Date: 2017-06-13 11:09 am (UTC)
sabotabby: (lolmarx)
From: [personal profile] sabotabby
OMG. I suppose the family would be surprised, but not in a good way.

Date: 2017-06-13 02:05 pm (UTC)
sollers: me in morris kit (Default)
From: [personal profile] sollers
I'm relieved to see I'm not the only one who thinks it sounds awful - mostly because of the sugar (though I gather this is very much a Brit thing: fruit in the salad, nowadays, yes, though as a child I was revolted by the idea; sugar in the dressing, no).
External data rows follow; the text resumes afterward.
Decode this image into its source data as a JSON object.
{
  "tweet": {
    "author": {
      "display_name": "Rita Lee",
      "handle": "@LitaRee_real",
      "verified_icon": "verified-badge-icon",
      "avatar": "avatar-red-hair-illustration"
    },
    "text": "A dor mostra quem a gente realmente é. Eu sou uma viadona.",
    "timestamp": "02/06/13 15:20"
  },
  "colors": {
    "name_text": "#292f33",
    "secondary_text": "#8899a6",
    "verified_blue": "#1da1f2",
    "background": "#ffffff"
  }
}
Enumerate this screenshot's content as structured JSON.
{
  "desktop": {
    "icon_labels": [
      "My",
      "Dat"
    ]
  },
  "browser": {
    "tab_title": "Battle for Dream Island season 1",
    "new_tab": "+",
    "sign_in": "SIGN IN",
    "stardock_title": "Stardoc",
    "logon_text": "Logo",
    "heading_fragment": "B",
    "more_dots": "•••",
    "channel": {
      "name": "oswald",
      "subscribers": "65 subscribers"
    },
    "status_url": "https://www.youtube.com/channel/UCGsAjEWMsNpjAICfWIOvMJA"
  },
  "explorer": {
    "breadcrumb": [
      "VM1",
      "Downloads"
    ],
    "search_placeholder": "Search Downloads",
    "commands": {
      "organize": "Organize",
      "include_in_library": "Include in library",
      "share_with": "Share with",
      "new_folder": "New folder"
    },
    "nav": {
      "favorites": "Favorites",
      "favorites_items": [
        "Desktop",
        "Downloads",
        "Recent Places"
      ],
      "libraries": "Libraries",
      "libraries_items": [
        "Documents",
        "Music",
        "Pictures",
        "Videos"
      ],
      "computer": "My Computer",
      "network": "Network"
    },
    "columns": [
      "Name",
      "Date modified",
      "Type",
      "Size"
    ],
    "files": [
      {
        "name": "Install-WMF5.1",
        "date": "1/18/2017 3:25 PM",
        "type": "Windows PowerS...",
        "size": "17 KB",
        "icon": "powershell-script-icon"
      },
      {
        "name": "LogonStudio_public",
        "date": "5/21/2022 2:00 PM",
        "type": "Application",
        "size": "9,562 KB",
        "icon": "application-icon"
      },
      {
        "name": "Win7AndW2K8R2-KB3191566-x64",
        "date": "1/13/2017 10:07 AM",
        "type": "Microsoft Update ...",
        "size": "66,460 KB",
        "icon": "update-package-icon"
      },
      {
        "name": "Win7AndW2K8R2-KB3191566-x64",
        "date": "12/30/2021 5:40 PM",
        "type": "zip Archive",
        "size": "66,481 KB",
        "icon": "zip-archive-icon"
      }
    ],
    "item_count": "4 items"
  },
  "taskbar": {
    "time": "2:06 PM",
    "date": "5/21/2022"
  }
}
The glycerine bothered me because my only association with it is as an ingredient of medicines for coughs and sore throats.

What are grape nuts?

Date: 2017-06-13 05:35 pm (UTC)
sollers: me in morris kit (Default)
From: [personal profile] sollers
If I found myself with a recipe that called for them, I'd probably substitute crushed digestive biscuits.
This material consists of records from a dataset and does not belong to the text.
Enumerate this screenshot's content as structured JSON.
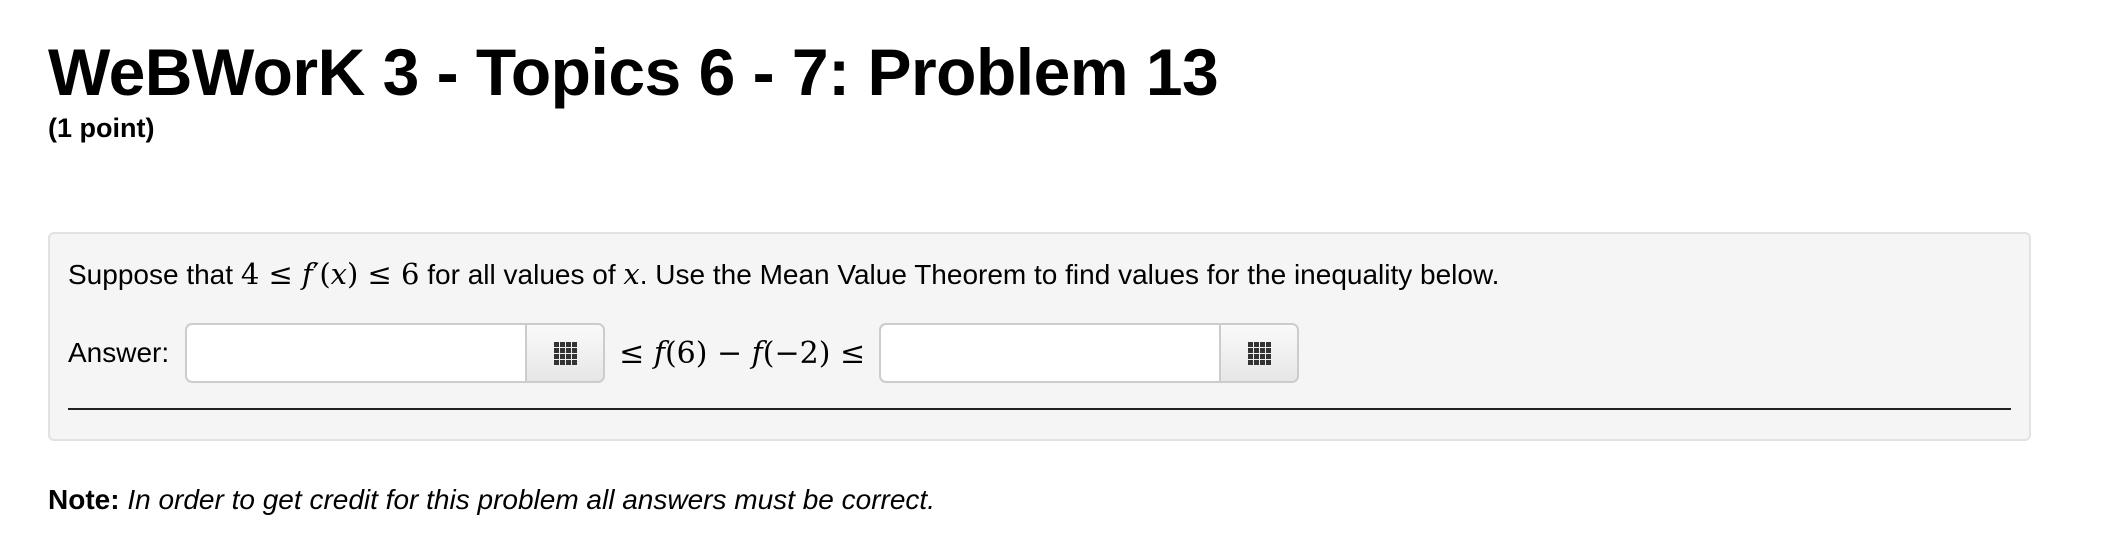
{
  "header": {
    "title": "WeBWorK 3 - Topics 6 - 7: Problem 13",
    "points": "(1 point)"
  },
  "problem": {
    "statement": {
      "prefix": "Suppose that ",
      "math_lower": "4 ≤ ",
      "math_f": "f",
      "math_prime_open": "′(",
      "math_x": "x",
      "math_upper": ") ≤ 6",
      "middle": " for all values of ",
      "var_x": "x",
      "suffix": ". Use the Mean Value Theorem to find values for the inequality below."
    },
    "answer": {
      "label": "Answer:",
      "input1_value": "",
      "input2_value": "",
      "expr_le1": "≤ ",
      "expr_f1": "f",
      "expr_arg1": "(6) − ",
      "expr_f2": "f",
      "expr_arg2": "(−2) ≤"
    },
    "palette_icon": "grid-icon"
  },
  "note": {
    "label": "Note:",
    "text": "In order to get credit for this problem all answers must be correct."
  }
}
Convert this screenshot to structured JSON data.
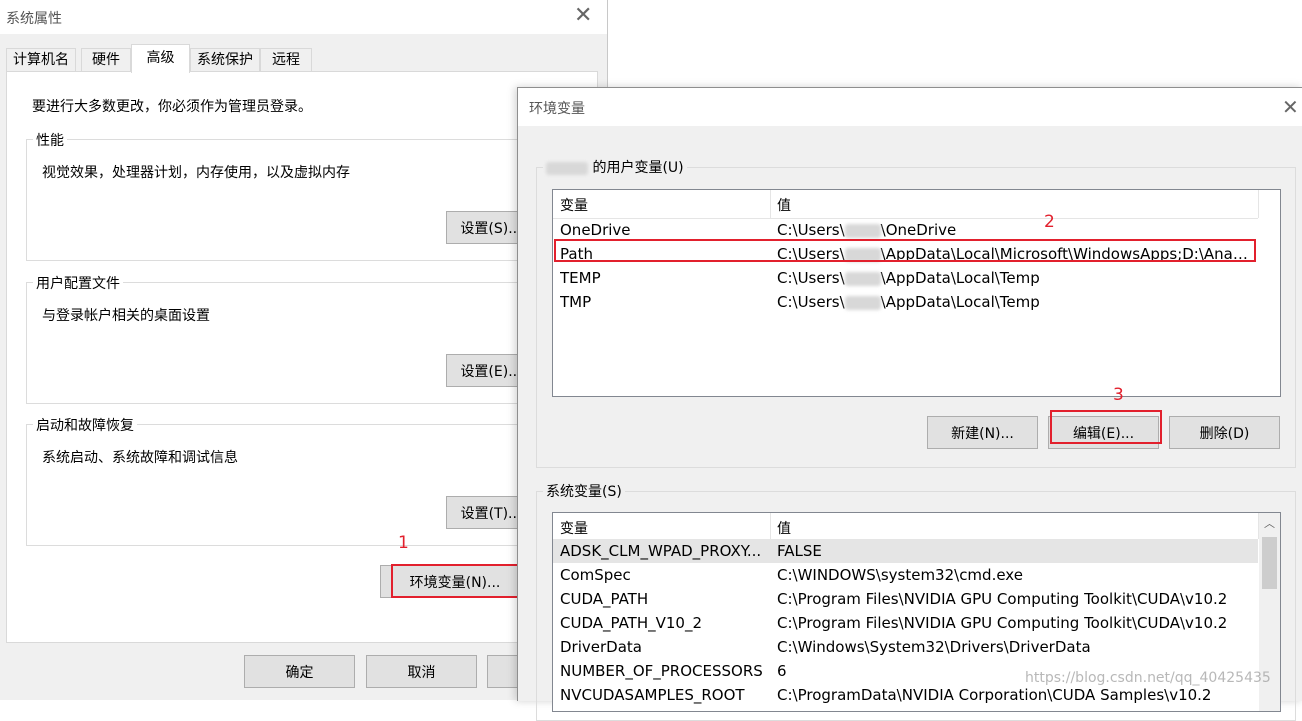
{
  "system_properties": {
    "title": "系统属性",
    "tabs": [
      "计算机名",
      "硬件",
      "高级",
      "系统保护",
      "远程"
    ],
    "admin_note": "要进行大多数更改，你必须作为管理员登录。",
    "groups": [
      {
        "title": "性能",
        "description": "视觉效果，处理器计划，内存使用，以及虚拟内存",
        "button": "设置(S)..."
      },
      {
        "title": "用户配置文件",
        "description": "与登录帐户相关的桌面设置",
        "button": "设置(E)..."
      },
      {
        "title": "启动和故障恢复",
        "description": "系统启动、系统故障和调试信息",
        "button": "设置(T)..."
      }
    ],
    "env_button": "环境变量(N)...",
    "ok_button": "确定",
    "cancel_button": "取消"
  },
  "env_dialog": {
    "title": "环境变量",
    "user_group_suffix": "的用户变量(U)",
    "user_group_blurred_name": "llllulu",
    "columns": {
      "variable": "变量",
      "value": "值"
    },
    "user_vars": [
      {
        "name": "OneDrive",
        "value_pre": "C:\\Users\\",
        "value_blur": "llllulu",
        "value_post": "\\OneDrive"
      },
      {
        "name": "Path",
        "value_pre": "C:\\Users\\",
        "value_blur": "llllulu",
        "value_post": "\\AppData\\Local\\Microsoft\\WindowsApps;D:\\Anac..."
      },
      {
        "name": "TEMP",
        "value_pre": "C:\\Users\\",
        "value_blur": "llllulu",
        "value_post": "\\AppData\\Local\\Temp"
      },
      {
        "name": "TMP",
        "value_pre": "C:\\Users\\",
        "value_blur": "llllulu",
        "value_post": "\\AppData\\Local\\Temp"
      }
    ],
    "user_buttons": {
      "new": "新建(N)...",
      "edit": "编辑(E)...",
      "delete": "删除(D)"
    },
    "system_group_title": "系统变量(S)",
    "system_vars": [
      {
        "name": "ADSK_CLM_WPAD_PROXY...",
        "value": "FALSE"
      },
      {
        "name": "ComSpec",
        "value": "C:\\WINDOWS\\system32\\cmd.exe"
      },
      {
        "name": "CUDA_PATH",
        "value": "C:\\Program Files\\NVIDIA GPU Computing Toolkit\\CUDA\\v10.2"
      },
      {
        "name": "CUDA_PATH_V10_2",
        "value": "C:\\Program Files\\NVIDIA GPU Computing Toolkit\\CUDA\\v10.2"
      },
      {
        "name": "DriverData",
        "value": "C:\\Windows\\System32\\Drivers\\DriverData"
      },
      {
        "name": "NUMBER_OF_PROCESSORS",
        "value": "6"
      },
      {
        "name": "NVCUDASAMPLES_ROOT",
        "value": "C:\\ProgramData\\NVIDIA Corporation\\CUDA Samples\\v10.2"
      }
    ]
  },
  "annotations": [
    "1",
    "2",
    "3"
  ],
  "watermark": "https://blog.csdn.net/qq_40425435",
  "colors": {
    "highlight": "#e2202d",
    "selected_row": "#e5e5e5",
    "button_face": "#e1e1e1"
  }
}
Date: 2017-06-13 02:17 pm (UTC)
From: [personal profile] caulkhead
To this day, there is a small bottle of glycerin in my mother's larder; I'm not quite sure what it's for (sugar paste icing?) but it gets replaced every now and then.

Date: 2017-06-13 02:58 pm (UTC)
malkingrey: (Default)
From: [personal profile] malkingrey
"Surprise the family with delicious Grape-Nuts mousse". I'll say. It's an Italian meringue with cream, grape nuts, and vanilla beaten in, then frozen.

Sounds like an upscale (or at least would-be upscale) version of grape-nut custard, which is still very much a New England thing.

New England foodways can get weird sometimes, says this expat southerner. Our small local area is a mixture of old-line Yankee "black pepper is an exotic spice" people, and Francophones who are firm believers in good cheese and good wine and well-seasoned meat. The IGA, fortunately, caters to both, and the owner will give almost anything a try, and if it sells, keep on stocking it.

(The current experiment appears to be kimchee. We're doing our best to encourage him to keep it.)

Date: 2017-06-14 01:10 am (UTC)
garpu: (Default)
From: [personal profile] garpu
Oh god. My mom made that Grape Nuts mousse. It was...hideous.